The use of humour, irony, exaggeration, or ridicule to expose and criticise people’s stupidity or vices, particularly in the context of contemporary politics and other topical issues.
— The Oxford English Dictionary
To me, Art’s subject is the human clay
And landscape but a background to a torso;
All Cezanne’s apples I would give away
For one small Goya or a Daumier.
— W.H. Auden
In the steadily shrinking, in our land almost desiccated, field of political humour — whether satire, cartoon, caricature, or lampoon — if there is one name that comes instantly to mind, floating above all others, it is that of Honore Daumier: born at Marseilles, 1808, died 1879; a man who lived for significant periods of his life at the edge of destitution but left behind ‘the legacy of the greatest number of visual images created by any artist from antiquity to the end of the 19th century’, as an admirer wrote, putting the figure at some ‘4000 works of graphics, 300 paintings, 800 drawings, and 1000 woodcuts and sculptures’. It is not the numbers alone, however, that put him a substantive cut above countless others: it is the quality of work that he produced, zealously, relentlessly, without let, throughout his troubled life.
Daumier lived in difficult — some would call them interesting — times. Even as he was growing up learning how to draw and paint while earning a meagre living as a delivery boy, France was preparing for an upheaval: the Revolution of 1830 that put finally to end the rule of the Bourbon dynasty, and brought Louis Philippe — a ‘Citizen’ — to power as King. But nothing went smoothly in the land, for in the 18 years that he ruled before he was overthrown, the new king’s regime was marked by a muzzling of the press, a refusal to introduce electoral reforms, and — the worst sin of all — political corruption. This was fertile ground for honest writers and journalists and artists to grow in, and many of them came often into the open, opposing the monarchy and its hangers-on, one of the most prominent names emerging from the group being that of Charles Philipon, “the breath of whose nostrils was opposition”, and who ran two satirical publications, La Caricature and Le Charivari, to which Daumier began to contribute on a regular basis. In fact, as Henry James wrote, “Daumier became more and more the political spirit of the Charivari, or at least the political pencil, for Philipon.” As time moved, this ‘pencil’, “played over public life, over the sovereign, the ministers, the deputies, the peers, the judiciary, the men and the measures, the reputations and scandals of the moment …” All too predictably, both Philipon and Daumier ran afoul of the powers that be who slapped heavy fines upon them, filed endless cases against them in the courts, and on occasions threw them into jail. But the visual and verbal onslaught of publisher and painter went on unabated. Comment never lost its bite, image never its sharpness. The result? In Daumier’s caricatures, one can feel the breath of the times, sense the stink of corrupt repression.

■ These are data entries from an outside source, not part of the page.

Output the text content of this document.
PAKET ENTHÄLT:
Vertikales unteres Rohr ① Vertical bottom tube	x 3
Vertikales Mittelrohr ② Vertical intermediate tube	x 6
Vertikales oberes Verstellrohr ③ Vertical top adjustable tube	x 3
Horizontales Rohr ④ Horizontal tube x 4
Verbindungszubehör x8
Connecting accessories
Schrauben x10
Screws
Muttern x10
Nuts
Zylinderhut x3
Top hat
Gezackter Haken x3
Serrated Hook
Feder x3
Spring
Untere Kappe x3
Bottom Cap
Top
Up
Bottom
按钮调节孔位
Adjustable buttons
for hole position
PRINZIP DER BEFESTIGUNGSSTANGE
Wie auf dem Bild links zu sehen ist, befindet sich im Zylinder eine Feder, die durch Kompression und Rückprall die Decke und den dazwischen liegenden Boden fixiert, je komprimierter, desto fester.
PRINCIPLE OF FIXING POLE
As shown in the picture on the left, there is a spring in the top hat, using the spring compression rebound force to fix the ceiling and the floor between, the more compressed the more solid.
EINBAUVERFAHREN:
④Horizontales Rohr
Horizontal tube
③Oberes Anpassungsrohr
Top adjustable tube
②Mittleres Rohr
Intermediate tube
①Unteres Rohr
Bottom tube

As he worked, every foible, every chicanery, each hint of arrogance that he saw in the people, or the types, around himself was grist to his artistic mill. No one was spared as he made fun, sometimes biting, caustic fun, now of the ilk that he knew from close — painters, actors, mountebanks, and the like, now of politicians and venal officials and those masquerading as art critics. Consider his lithograph of a painter seen almost running, applying last minute brush strokes to a painting carried by a worker on his back in front, trying to finish the work in time for submitting to a jury; or his paintings of actors going through paroxysms of false emotion while performing in melodramatic pieces on the stage. But it was for lawyers — so-called ‘Officers of the Law’ — that he reserved his true disdain. Having been at the receiving end of their arrogance and their pretensions in his own life, he showed that he really did not care for these people. He was a bit tolerant of judges, being content often with showing them dozing in their seats, or wearing world-weary expressions. But lawyers were his pet aversions, for he saw them as “men paid to simulate emotion and pious devotion to justice, but actually smug and insensitive”, “rushing up and down the corridors, their black gowns flapping, forever busy and exuding a sense of their own importance”.
While he was all this – caricaturist and satirist – one needs to remember that Daumier was also a great humanist, endowed with warm feelings, especially for the under-privileged. He might have made fun of himself sometimes, when, for instance, he said once that “I care more about my tobacco pipe than about fame and honour,” but he was a serious man and truly a very gifted painter. Paul Valery, the great French poet, once wrote that if Daumier was compared sometimes to Michelangelo and Rembrandt, it was just. For, in this triumvirate, he saw Michelangelo as the theologian of mankind, Rembrandt the philosopher, and Daumier the moralist.